I’m seeing an odd problem and I suspect that it can be traced to a problem with kernel execution orders.

Consider this scenario. We have two threads (A and B) and three streams (1 to 3).

  • Thread A enqueues a large asynchronous device->host data transfer in stream 1.
  • Thread A enqueues 100 asynchronous kernels in stream 2. They start executing.
  • Simultaneously, thread B enqueues a data transfer and a kernel execution in stream 3.

Would it be correct to assume that stream 3 kernel is enqueued to execute in the order it was received, and this order would remain unchanged afterwards? And is there any way to prevent this from happening?

The reason why it matters is that, if the device only has one DMA unit (e.g. GeForce), stream 3 data transfer has to wait for stream 1 to finish. So it would end up executing, say, half of stream 2 kernels, then stop everything and wait, because it needs to launch stream 3 kernel, and it has to finish stream 3 transfer for that first.

“Would it be correct to assume that stream 3 kernel is enqueued to execute in the order it was received, and this order would remain unchanged afterwards? And is there any way to prevent this from happening?”

streams are generally asynchronous with respect to each other, and synchronous with respect to themselves
work within a stream is executed in order; however, there are little guarantees in terms of order across multiple streams
you could assign priorities to streams, but i am not certain whether this would remedy the matter

i think you have essentially, perhaps unwittingly, put forth the case that in some cases it is preferable not to schedule a large transfer all at once, but rather to schedule it in blocks
priorities assigned to streams are more likely to have effect when work in a stream can be ‘paused’ or ‘partitioned’

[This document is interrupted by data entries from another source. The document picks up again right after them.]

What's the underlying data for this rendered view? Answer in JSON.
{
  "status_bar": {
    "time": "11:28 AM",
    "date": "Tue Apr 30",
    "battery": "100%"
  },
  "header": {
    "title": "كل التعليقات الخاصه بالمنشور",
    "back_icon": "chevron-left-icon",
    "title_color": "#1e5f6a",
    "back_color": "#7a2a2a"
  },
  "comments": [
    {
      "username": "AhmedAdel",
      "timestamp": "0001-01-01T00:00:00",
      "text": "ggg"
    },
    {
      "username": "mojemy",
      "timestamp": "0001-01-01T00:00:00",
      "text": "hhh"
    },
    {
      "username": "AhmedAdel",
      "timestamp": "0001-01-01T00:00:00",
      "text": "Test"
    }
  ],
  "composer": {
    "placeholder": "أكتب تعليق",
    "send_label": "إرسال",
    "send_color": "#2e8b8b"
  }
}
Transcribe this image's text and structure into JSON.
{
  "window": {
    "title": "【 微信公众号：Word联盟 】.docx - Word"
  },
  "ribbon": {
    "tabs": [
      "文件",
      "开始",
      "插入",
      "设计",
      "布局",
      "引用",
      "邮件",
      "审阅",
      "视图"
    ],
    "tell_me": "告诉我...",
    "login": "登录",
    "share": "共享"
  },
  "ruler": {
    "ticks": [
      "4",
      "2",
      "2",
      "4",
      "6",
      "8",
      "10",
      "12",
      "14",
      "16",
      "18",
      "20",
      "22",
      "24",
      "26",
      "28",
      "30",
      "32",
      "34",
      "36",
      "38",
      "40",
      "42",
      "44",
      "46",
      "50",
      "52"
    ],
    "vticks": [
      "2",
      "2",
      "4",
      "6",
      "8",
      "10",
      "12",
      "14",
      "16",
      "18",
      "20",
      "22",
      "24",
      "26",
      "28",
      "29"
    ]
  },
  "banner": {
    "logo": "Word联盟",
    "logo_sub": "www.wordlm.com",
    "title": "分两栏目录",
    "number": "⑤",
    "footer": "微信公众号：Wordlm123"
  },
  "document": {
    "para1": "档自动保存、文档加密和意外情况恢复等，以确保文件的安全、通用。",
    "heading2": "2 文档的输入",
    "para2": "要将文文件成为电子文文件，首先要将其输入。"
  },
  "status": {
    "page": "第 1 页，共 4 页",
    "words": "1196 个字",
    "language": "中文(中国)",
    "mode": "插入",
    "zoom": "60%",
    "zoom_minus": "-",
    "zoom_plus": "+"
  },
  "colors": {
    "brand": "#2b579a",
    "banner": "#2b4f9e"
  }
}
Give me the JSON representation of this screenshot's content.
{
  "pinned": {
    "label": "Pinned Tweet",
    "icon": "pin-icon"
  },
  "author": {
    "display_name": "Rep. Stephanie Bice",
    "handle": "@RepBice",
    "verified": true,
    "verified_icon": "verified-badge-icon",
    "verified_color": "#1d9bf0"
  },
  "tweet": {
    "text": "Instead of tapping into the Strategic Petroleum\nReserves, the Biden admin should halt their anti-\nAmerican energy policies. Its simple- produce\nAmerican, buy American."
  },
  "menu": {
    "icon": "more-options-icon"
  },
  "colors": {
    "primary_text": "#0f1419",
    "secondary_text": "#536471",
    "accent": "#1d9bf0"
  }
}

also, i am of the opinion that the order in which you issue work is of importance
you may have 2 threads, but in my mind, it is still serviced by 1 driver
and the driver generally services work on a first come first serve basis
this is also evident when using single threads - when issuing work within loops

hence, if the d2h transfer is of lower priority, perhaps schedule it last, instead of first
also, if thread’s A kernels depend on that of thread B, perhaps only schedule a portion of A’s kernels, before scheduling thread B’s kernel, not all at once
and if thread B’s kernel waits for a h2d transfer, that particular transfer should perhaps enjoy higher or highest priority

i would even question whether you indeed need multiple host threads; it seems to only complicate stream work prioritization

Yes, streams are supposed to be asynchronous, that’s why this behavior got me stumped.

I’m seeing this in context of nvcuvid. One thread is internal to nvcuvid and it is in charge of doing hardware-accelerated video decoding. The other is mine and it does stuff with decoded frames. So, getting rid of two host threads isn’t an option (it would require lots of rearchitecturing).

API reference guide seems to say that stream priorities are not available on GeForce.